Science is in our daily lives. Whether we realize it or not science is in our everyday lives. Students engage with science by formal or informal way. Many studies on science education suggest that students experience difficulty in comprehending science (Helm, 1980). Students construct concepts which are not related to scientific ones because of abstract chemistry concepts. In the literature that many of the students’ concepts about natural phenomenon are extremely different from the scientific ones, called alternative concepts (Driver & Easley, 1978). Alternative concepts are the main source of the difficulties students in learning chemistry concepts.  It is very difficult to destroy the alternative concepts.  Most of studies have shown that even after formal instruction students don’t bring their alternative concepts (Duit & Treagust, 1998).

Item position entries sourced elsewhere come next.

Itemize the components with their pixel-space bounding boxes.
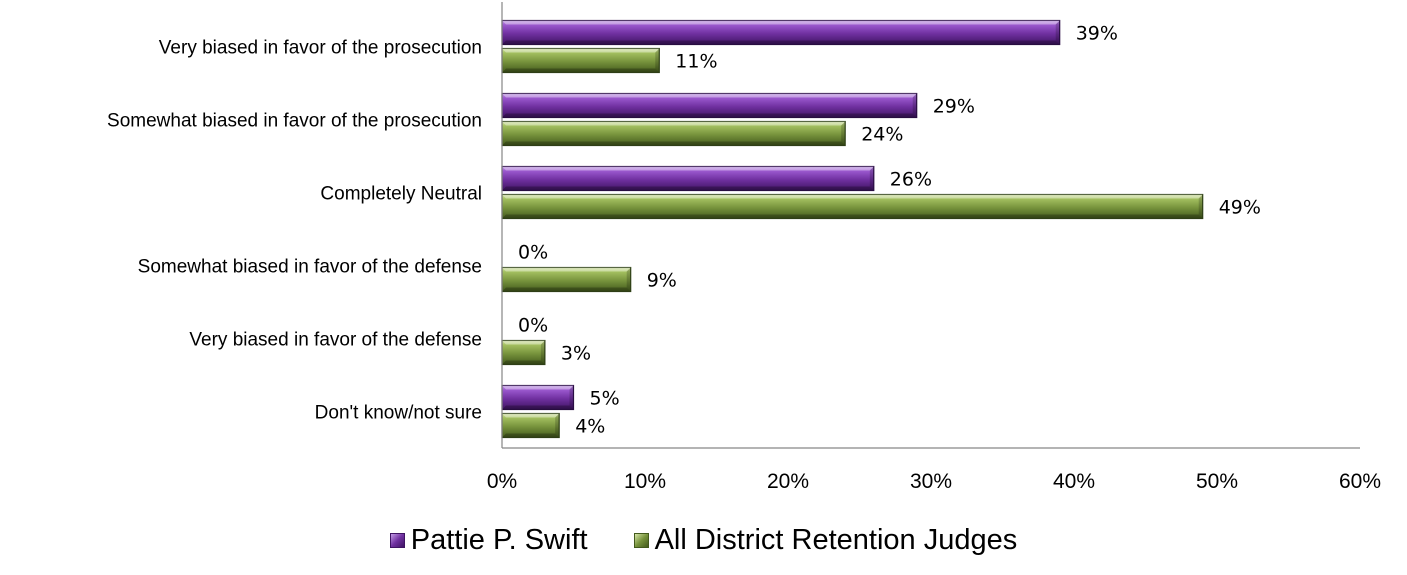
bar-bevel-top [502,121,846,126]
bar-bevel-bottom [502,287,631,292]
bar-bevel-bottom [502,360,545,365]
bar-bevel-right [1055,20,1060,45]
data-label: 39% [1076,23,1118,45]
data-label: 0% [518,315,548,337]
bar [501,193,1204,220]
bar-bevel-top [502,413,560,418]
bar-bevel-right [1198,194,1203,219]
legend-item-series-2: All District Retention Judges [633,523,1018,557]
bar-body [501,120,846,147]
bar [501,165,875,192]
bar-bevel-right [869,166,874,191]
bar-body [501,92,918,119]
x-tick-label: 0% [487,470,517,493]
x-tick-label: 50% [1196,470,1238,493]
x-tick-label: 10% [624,470,666,493]
bar [501,92,918,119]
data-label: 24% [861,124,903,146]
bar-bevel-bottom [502,141,846,146]
bar-bevel-bottom [502,40,1060,45]
bar-bevel-top [502,20,1060,25]
bar [501,384,575,411]
bar-body [501,165,875,192]
bar-bevel-bottom [502,433,560,438]
category-label: Completely Neutral [320,184,482,205]
bar-body [501,47,660,74]
x-tick-label: 20% [767,470,809,493]
bar-bevel-right [655,48,660,73]
x-tick-label: 60% [1339,470,1381,493]
bar-bevel-top [502,340,545,345]
bar-bevel-top [502,93,917,98]
bar [501,266,632,293]
bar-bevel-bottom [502,113,917,118]
bar-bevel-right [555,413,560,438]
legend: Pattie P. Swift All District Retention J… [0,518,1407,562]
data-label: 5% [590,388,620,410]
bar-body [501,266,632,293]
bar-bevel-right [841,121,846,146]
bar-bevel-top [502,48,660,53]
bar [501,412,560,439]
bar-bevel-top [502,194,1203,199]
data-label: 26% [890,169,932,191]
x-tick-label: 30% [910,470,952,493]
bar [501,47,660,74]
legend-swatch-series-2 [633,532,649,548]
bar-bevel-bottom [502,214,1203,219]
x-tick-label: 40% [1053,470,1095,493]
bar-bevel-bottom [502,405,574,410]
bar [501,19,1061,46]
bar-bevel-bottom [502,68,660,73]
data-label: 49% [1219,197,1261,219]
data-label: 11% [675,51,717,73]
data-label: 4% [575,416,605,438]
bar-bevel-right [540,340,545,365]
bar-chart-plot: 0% 10% 20% 30% 40% 50% 60% Very biased in favor… [107,2,1381,493]
category-label: Very biased in favor of the defense [189,330,482,351]
data-label: 3% [561,343,591,365]
bar-bevel-top [502,166,874,171]
data-label: 0% [518,242,548,264]
category-label: Very biased in favor of the prosecution [159,38,482,59]
bar-bevel-right [626,267,631,292]
category-label: Somewhat biased in favor of the prosecut… [107,111,482,132]
bar-bevel-right [912,93,917,118]
legend-label-series-2: All District Retention Judges [654,523,1018,556]
bar-bevel-top [502,385,574,390]
bar-bevel-bottom [502,186,874,191]
data-label: 9% [647,270,677,292]
bar [501,339,546,366]
bar-bevel-right [569,385,574,410]
legend-label-series-1: Pattie P. Swift [410,523,588,556]
bar-bevel-top [502,267,631,272]
legend-item-series-1: Pattie P. Swift [389,523,588,557]
data-label: 29% [933,96,975,118]
category-label: Somewhat biased in favor of the defense [138,257,482,278]
legend-swatch-series-1 [389,532,405,548]
bar [501,120,846,147]
category-label: Don't know/not sure [315,403,482,424]
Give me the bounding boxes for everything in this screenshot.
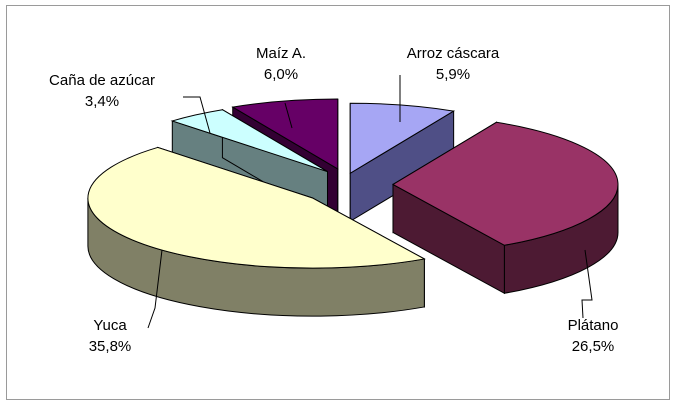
- leader-line: [183, 96, 211, 134]
- data-label-value: 5,9%: [436, 66, 470, 83]
- data-label-value: 6,0%: [264, 66, 298, 83]
- slice-arroz-c-scara: [349, 102, 456, 223]
- slice-top-face: [231, 98, 339, 170]
- leader-line: [284, 102, 293, 129]
- leader-line: [147, 249, 163, 329]
- slice-top-face: [170, 109, 328, 173]
- data-label-value: 35,8%: [89, 338, 132, 355]
- data-label-name: Arroz cáscara: [407, 45, 500, 62]
- slice-top-face: [87, 146, 426, 269]
- leader-line: [581, 249, 593, 319]
- data-label-name: Caña de azúcar: [49, 72, 155, 89]
- slice-top-face: [391, 121, 619, 246]
- data-label-name: Maíz A.: [256, 45, 306, 62]
- slice-pl-tano: [391, 121, 619, 295]
- data-label-name: Plátano: [568, 317, 619, 334]
- data-label-name: Yuca: [93, 317, 127, 334]
- data-label-value: 26,5%: [572, 338, 615, 355]
- slice-yuca: [87, 146, 426, 317]
- data-label-value: 3,4%: [85, 93, 119, 110]
- slice-top-face: [349, 102, 456, 175]
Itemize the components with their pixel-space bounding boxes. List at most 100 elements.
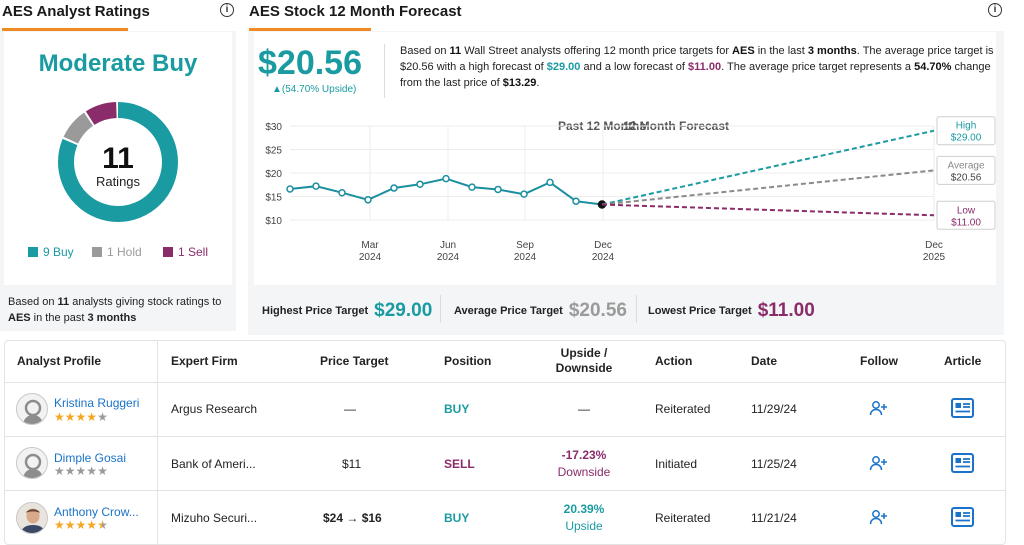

Scientist use models to explain macroscopic nature, to predict events and to help students to understand chemical reactivity (Coll & Taylor, 2002). Harrison and Treagust (1996) suggest that to understand chemistry topics is to understand the models used by scientist. Models and modeling is very important in chemistry because models let the abstract chemistry concepts understandable. Students construct their own models to understand scientists’ models (Rapp, 2005). These models are called as mental models. An understanding of students’ mental models is important because mental models allow the teacher to comprehend their students’ ideas about scientific models.

Science education researchers investigate students’ mental models to gain their ideas of science topics. In the science education literature many studies are reported about students’ mental models in science and chemistry. Students are expected to understand scientific models and develop their mental models for chemical bond. In the science literature there have been studies of students’ mental models for chemical bonding, mostly secondary school level.

      The purpose of this study is to investigate undergraduate students’ mental models for ionic bonding. In this study undergraduate students’ mental models of ionic bonding are focused. They are expected to understand scientific or consensus teaching models. The specific research questions that wants to answer through this research is:

1.      What are students’ mental models of ionic bonding?

Science education literature suggested that advanced-level students have clearer understanding for ionic bonding, also have clear understanding of what limitations such model possess. I wish to understand how our students’ mental models for ionic bonding and compare the literature reports.

Coll, R.K., & Taylor, N. (2002). Mental models in chemistry: Senior chemistry students’ mental models of chemical bonding. Chemistry Education: Research and Practice in Europa, 3(2), 175-184. Driver, R., & Easley, J. (1978) Pupils and paradigms; a review of literature related to concept development in adolescent science students. Studies in Science Education, 5, 61-84. Duit, R., & Treagust, D. (1998). Learning in science: From behaviorism towards social constructivism and beyond. In B. J. Fraser & K. G. Tobin (Eds.), International Handbook of Science Education, (pp. 3-25). Dordrecht: Kluwer. Harrison, A. G. & Treagust, D. F. (1996). Secondary students’ mental models of atoms and molecules: implications for teaching chemistry. Science Education, 80(5), 509-534. Helm, H. (1980). Alternative conceptions in physics amongst south african students, Physics Education, 15, 92–105. Linder, C.L. (1989) A case study of university physics students' conceptualizations of sound. Unpublished PhD thesis, University of British Columbia, Canada. Rapp, D. N. (2005). Mental models: Theoretical issues for visualizations in science education. Visualization in Science Education, 43-60.